(5) INFJ - Emosi

883 107 44
                                    

Jam terakhir telah berbunyi. Semua murid memasukkan barang-barang mereka ke dalam tas dengan semangat. Tak terkecuali Sopan.

Seusai mengucapkan salam kepada sang guru, mereka langsung berbondong-bondong keluar kelas. Menuju rumah masing-masing. Ada pula yang pergi bersama teman atau pacarnya terlebih dahulu. Dan Sopan tidak termasuk golongan yang kedua.

"Kamu udah dijemput, Sop?" tanya Gentar yang sudah siap dengan tasnya. Hanya tersisa beberapa murid lagi di kelas. Biasanya, mereka memutuskan untuk menunggu jemputan di kelas. Atau bersiap untuk kegiatan ekskul.

Sopan memeriksa pesan yang masuk. Ternyata, sang kakak sudah menunggu di depan. "Udah. Kalau kamu?"

"Belum, sih. Ayo ke depan bareng!"

Setelah diangguki oleh Sopan, mereka berjalan beriringan, menuju gerbang sekolah. Sedikit percakapan terselip diantara mereka. Senyum hangat yang tak pernah pudar tercetak di wajah Sopan.

"Dadah, Sopan!" Di luar perkarangan sekolah, Gentar berjalan menuju halte bus. Mereka berjalan berlawanan arah.

Sopan membalas dengan lambaian. Tak lupa senyum ceria yang masih terukir.

Ketika membuka pintu mobil, seketika senyum Sopan memudar. Aura positif yang selalu terpancar menghilang. Wajahnya terlihat sangat kusus. Seperti tak ada harapan untuk hidup.

Sopan membanting tubuhnya dikursi, di samping kursi pengemudi. Setiap helaian nafas kasar yang Sopan hembuskan, seolah bercerita betapa banyak beban yang Sopan pikul-- walau sebenarnya hanya pikirannya saja yang terlalu kalut.

"Halo, Sopan," sapa Taufan, menatap wajah tak bersahabat Sopan. Ia sudah terbiasa dengan perilaku dan ekspresi Sopan yang seratus delapan puluh derajat sering berubah drastis.

"Gimana sekolahnya?"

"Biasa aja."

"Teman-temannya gimana?"

"Biasa aja."

"Ada yang susah gak, pelajarannya?"

"Biasa aja."

"Gimana perasaan Sopan tadi?"

"...biasa aja."

Taufan tersenyum kecil. Jawaban yang selalu sama setiap harinya. Jawaban yang selalu adiknya lontarkan jika diberi pertanyaan yang berhubungan dengan apa yang ia rasakan.

Taufan selalu memaklumi hal itu. Sopan adalah orang yang selalu bingung mengenai perasaannya, dan apa yang ia rasakan. Apakah senang? Sedih? Marah? Ia tidak tahu. Karena Sopan merasakan semua perasaan itu. Alias netral.

Terlalu banyak emosi yang Sopan serap. Sampai Sopan tidak tahu emosi dan perasaannya yang sebenarnya. Karena, semua yang Sopan rasakan adalah emosi milik orang lain.

Atau lebih singkatnya, INFJ adalah orang yang selalu bisa menyerap emosi sekitar. Baik positif maupun negatif. Hingga ia bisa merasakan apa yang dirasakan orang lain tanpa orang itu ceritakan sedikitpun.

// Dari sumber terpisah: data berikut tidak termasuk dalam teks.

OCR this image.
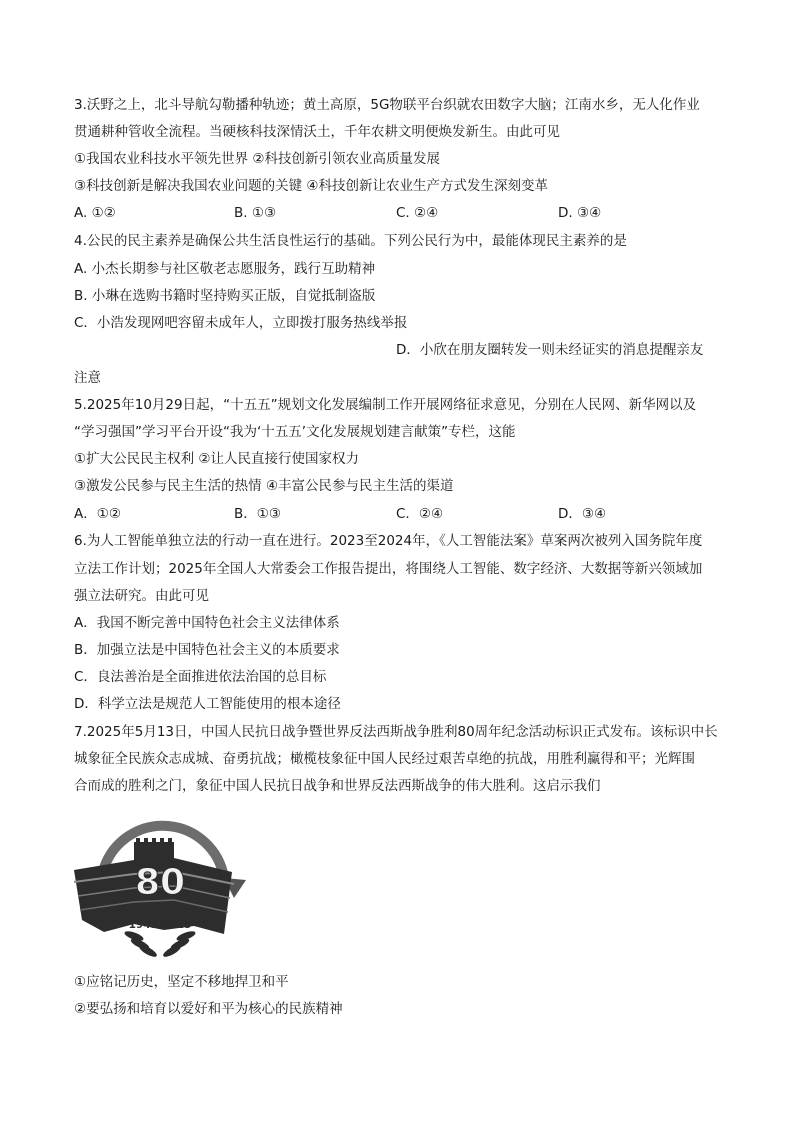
3.沃野之上，北斗导航勾勒播种轨迹；黄土高原，5G物联平台织就农田数字大脑；江南水乡，无人化作业
贯通耕种管收全流程。当硬核科技深情沃土，千年农耕文明便焕发新生。由此可见
①我国农业科技水平领先世界 ②科技创新引领农业高质量发展
③科技创新是解决我国农业问题的关键 ④科技创新让农业生产方式发生深刻变革
A. ①②	B. ①③	C. ②④	D. ③④
4.公民的民主素养是确保公共生活良性运行的基础。下列公民行为中，最能体现民主素养的是
A. 小杰长期参与社区敬老志愿服务，践行互助精神
B. 小琳在选购书籍时坚持购买正版，自觉抵制盗版
C．小浩发现网吧容留未成年人，立即拨打服务热线举报
D．小欣在朋友圈转发一则未经证实的消息提醒亲友
注意
5.2025年10月29日起，“十五五”规划文化发展编制工作开展网络征求意见，分别在人民网、新华网以及
“学习强国”学习平台开设“我为‘十五五’文化发展规划建言献策”专栏，这能
①扩大公民民主权利 ②让人民直接行使国家权力
③激发公民参与民主生活的热情 ④丰富公民参与民主生活的渠道
A．①②	B．①③	C．②④	D．③④
6.为人工智能单独立法的行动一直在进行。2023至2024年，《人工智能法案》草案两次被列入国务院年度
立法工作计划；2025年全国人大常委会工作报告提出，将围绕人工智能、数字经济、大数据等新兴领域加
强立法研究。由此可见
A．我国不断完善中国特色社会主义法律体系
B．加强立法是中国特色社会主义的本质要求
C．良法善治是全面推进依法治国的总目标
D．科学立法是规范人工智能使用的根本途径
7.2025年5月13日，中国人民抗日战争暨世界反法西斯战争胜利80周年纪念活动标识正式发布。该标识中长
城象征全民族众志成城、奋勇抗战；橄榄枝象征中国人民经过艰苦卓绝的抗战，用胜利赢得和平；光辉围
合而成的胜利之门，象征中国人民抗日战争和世界反法西斯战争的伟大胜利。这启示我们
80
1945-2025
①应铭记历史，坚定不移地捍卫和平
②要弘扬和培育以爱好和平为核心的民族精神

Hal itu membuat Sopan, yang sebagai pemilik MBTI INFJ selalu tersesat jika ditanya mengenai dirinya sendiri.

"Kak."

Taufan yang sedang mengetuk-ngetuk setir mobil akibat bosan menunggu lampu hijau menyala menoleh ke arah Sopan. "Apa?"

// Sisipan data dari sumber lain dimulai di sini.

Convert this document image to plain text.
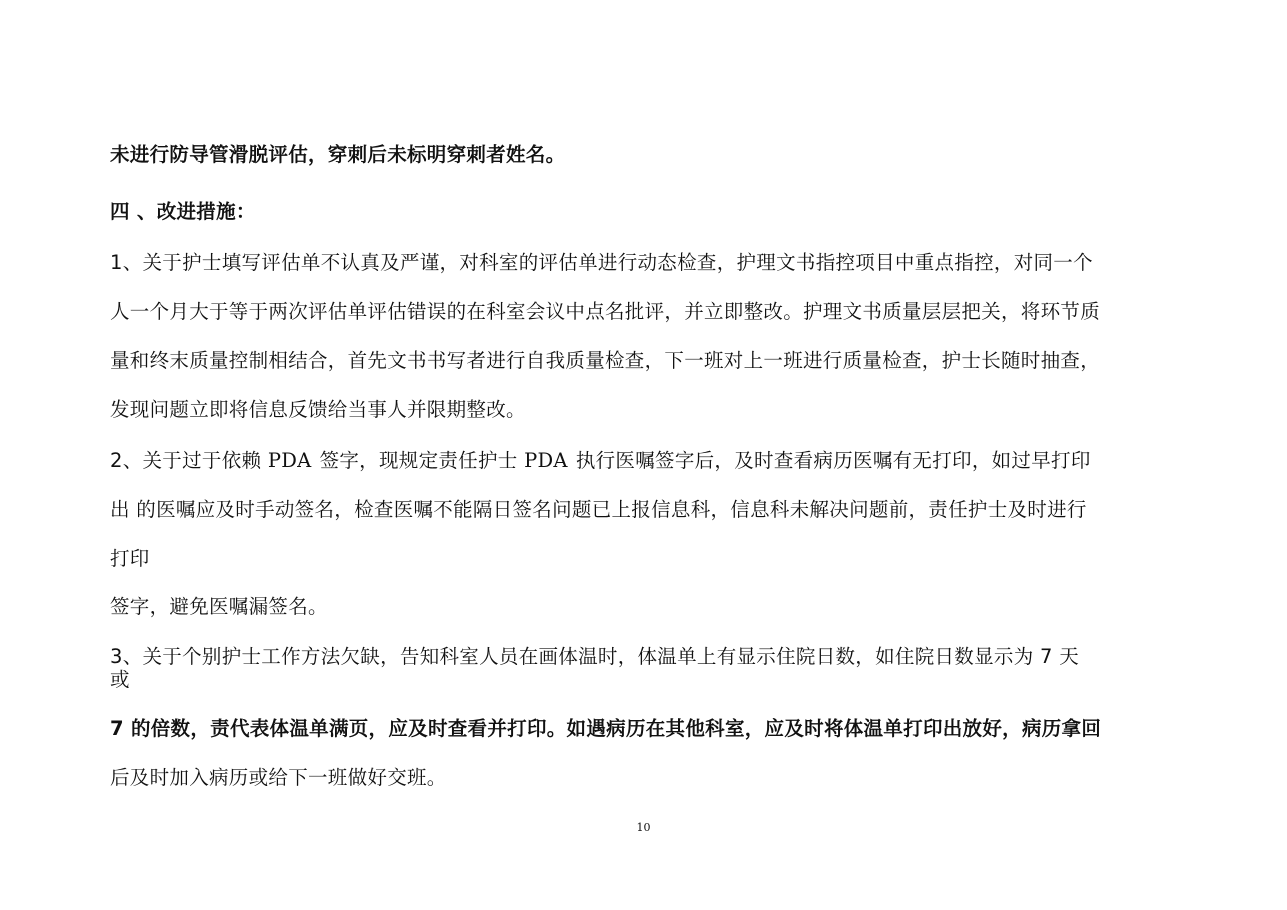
未进行防导管滑脱评估，穿刺后未标明穿刺者姓名。
四 、改进措施：
1、关于护士填写评估单不认真及严谨，对科室的评估单进行动态检查，护理文书指控项目中重点指控，对同一个
人一个月大于等于两次评估单评估错误的在科室会议中点名批评，并立即整改。护理文书质量层层把关，将环节质
量和终末质量控制相结合，首先文书书写者进行自我质量检查，下一班对上一班进行质量检查，护士长随时抽查，
发现问题立即将信息反馈给当事人并限期整改。
2、关于过于依赖 PDA 签字，现规定责任护士 PDA 执行医嘱签字后，及时查看病历医嘱有无打印，如过早打印
出 的医嘱应及时手动签名，检查医嘱不能隔日签名问题已上报信息科，信息科未解决问题前，责任护士及时进行
打印
签字，避免医嘱漏签名。
3、关于个别护士工作方法欠缺，告知科室人员在画体温时，体温单上有显示住院日数，如住院日数显示为 7 天
或
7 的倍数，责代表体温单满页，应及时查看并打印。如遇病历在其他科室，应及时将体温单打印出放好，病历拿回
后及时加入病历或给下一班做好交班。
10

"Orang itu." Taufan mengikuti arah jari telunjuk Sopan. Melihat seorang pejalan kaki sedang berjalan seraya meminum pop ice seorang diri. "Orang itu kasian, ya."

"Kenapa kasian?"

"Soalnya dia jalan sendiri. Gak ada temen."

Lampu hijau telah menyala. Taufan menjalankan mobilnya. Membuat pejalan kaki tadi menghilang di telan puluhan kendaraan.